The main concern associated with developing ES-based gene panels is sequencing depth, even with the continuing improvement of ES capture. However, our data demonstrated that the ES-based coverage of hearing-loss genes was highly comparable to the one attained with targeted NGS approaches. Furthermore, using the NIST reference sample, we show that the ES approach has very high sensitivity and specificity within the AUDOIME ROIs. While evaluation of ROI sequence coverage in an ES-based gene panel is a critical step in assessing its potential to serve as a good alternative to an NGS panel,39 we expect similarly adequate coverage for most other currently available ES kits as many have boosted the total numbers of baits used to capture coding regions in the human genome.

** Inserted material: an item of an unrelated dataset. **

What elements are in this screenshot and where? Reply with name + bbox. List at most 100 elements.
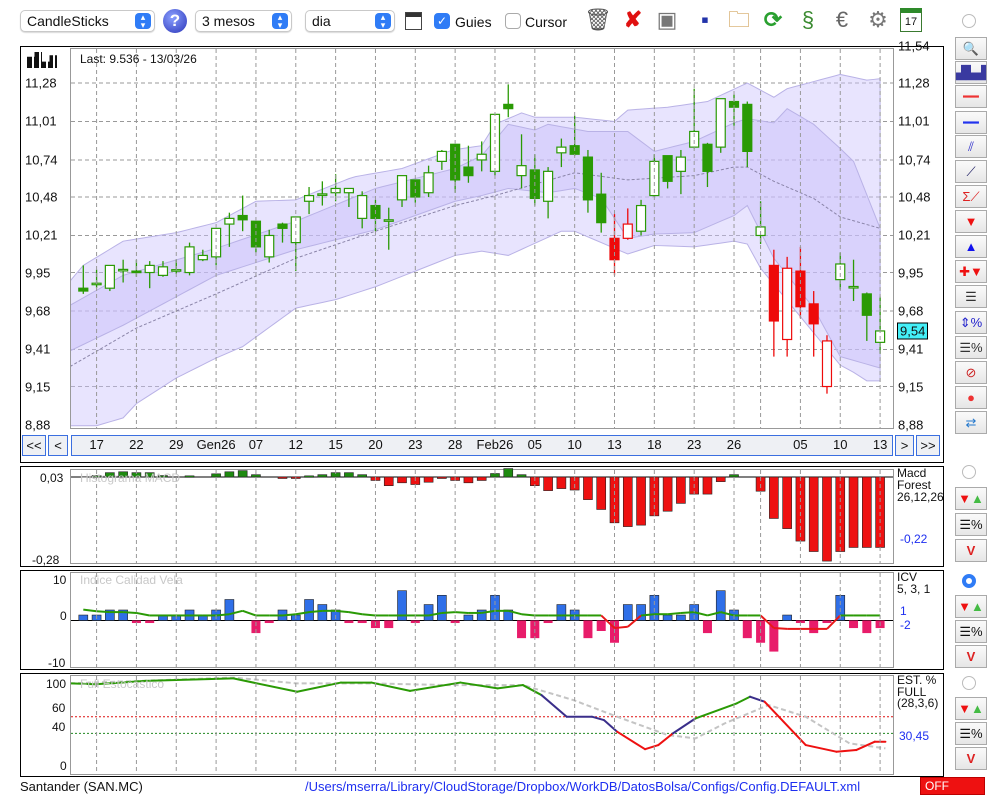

Our data showed that fill-in is needed for every case; however, we could minimize the number of fill-ins per case by prioritizing the regions for fill-in. Because the coverage depth of 15 × is considered sufficient to detect germ-line variants,17,39 we analyzed our ES data to assess the proportion of ROI bases <15 × and found only 1.76% of ROI bases that showed inadequate coverage. Four loci consistently showing low read depth <10 × in multiple ES cases were selected for up-front fill-in. The remaining regions were evaluated for fill-in necessity on a case-by-case basis using the criteria established in our laboratory, which can significantly reduce the amount of fill-ins while maintaining current standards for targeted disease panels. A majority of the genes with inadequate coverage impact only a single (usually the first) exon, with high GC content. For these regions, conventional PCR followed by Sanger sequencing were found to be sufficient. Three of the genes (STRC, ESPN, and OTOA) displayed multiple exons with inadequate read depth, which can be explained by the presence of a highly homologous sequence that lowered the mapping quality of the reads and led to exclusion of the low coverage regions from further analysis. Attempts to mitigate low coverage regions by increasing overall target sequencing depth would be effective for some GC-rich regions, but not for highly homologous sequences as these areas are difficult to confidently map by short-read NGS technologies.23 In fact, our assessment of read depth for 10 such genes included in the targeted NGS panel previously developed in our laboratory showed that additional sequence fill-in would still be required even with a significant (ninefold) increase in sequencing depth. Due to the complex genomic nature of the homologous regions, they need more sophisticated sequencing strategies such as LR-PCR amplification followed by NGS. So far, only testing for STRC has been developed in our laboratory, as this gene contributes up to 11.2% of NSHL cases.24

The clinical utility of this test was further confirmed by testing the first 33 cases with bilateral NSHL. Based on this analysis, examination of the AUDIOME genes resulted in identification of the underlying genetic etiology for NSHL, or its mimics, in 57.6% of the patients. While diagnostic rate varies among patient cohorts and gene panels used, our diagnostic yield is comparable to a recently reported large multiethnic cohort tested using a comprehensive NGS panel with 66 to 89 genes.7 Among our patients, changes in tier 1 loci, especially the DFNB1 locus, are still the most common cause of NSHL, supporting the use of a tier-based genetic testing for NSHL, which significantly reduces the cost and turnaround time as compared with the cost and time needed for more comprehensive sequencing approach of tier 2. The remaining 42.4% of patients with no clear molecular findings highlight the advantage of an ES-based test to offer quick reflexing to exome analysis at no additional sequencing cost. Furthermore, reflexing to exome analysis also provides the ability to perform research-based candidate gene search, which is especially valuable for highly heterogeneous but not yet fully understood genetic conditions such as hearing loss, thus providing patients with continuous comprehensive care.

In conclusion, our study demonstrates that tiered ES-based gene panel approach, complemented with sequencing fill-in of a limited number of regions is a sensitive and efficient diagnostic strategy that can be applied to other highly heterogeneous genetic conditions such as epilepsy.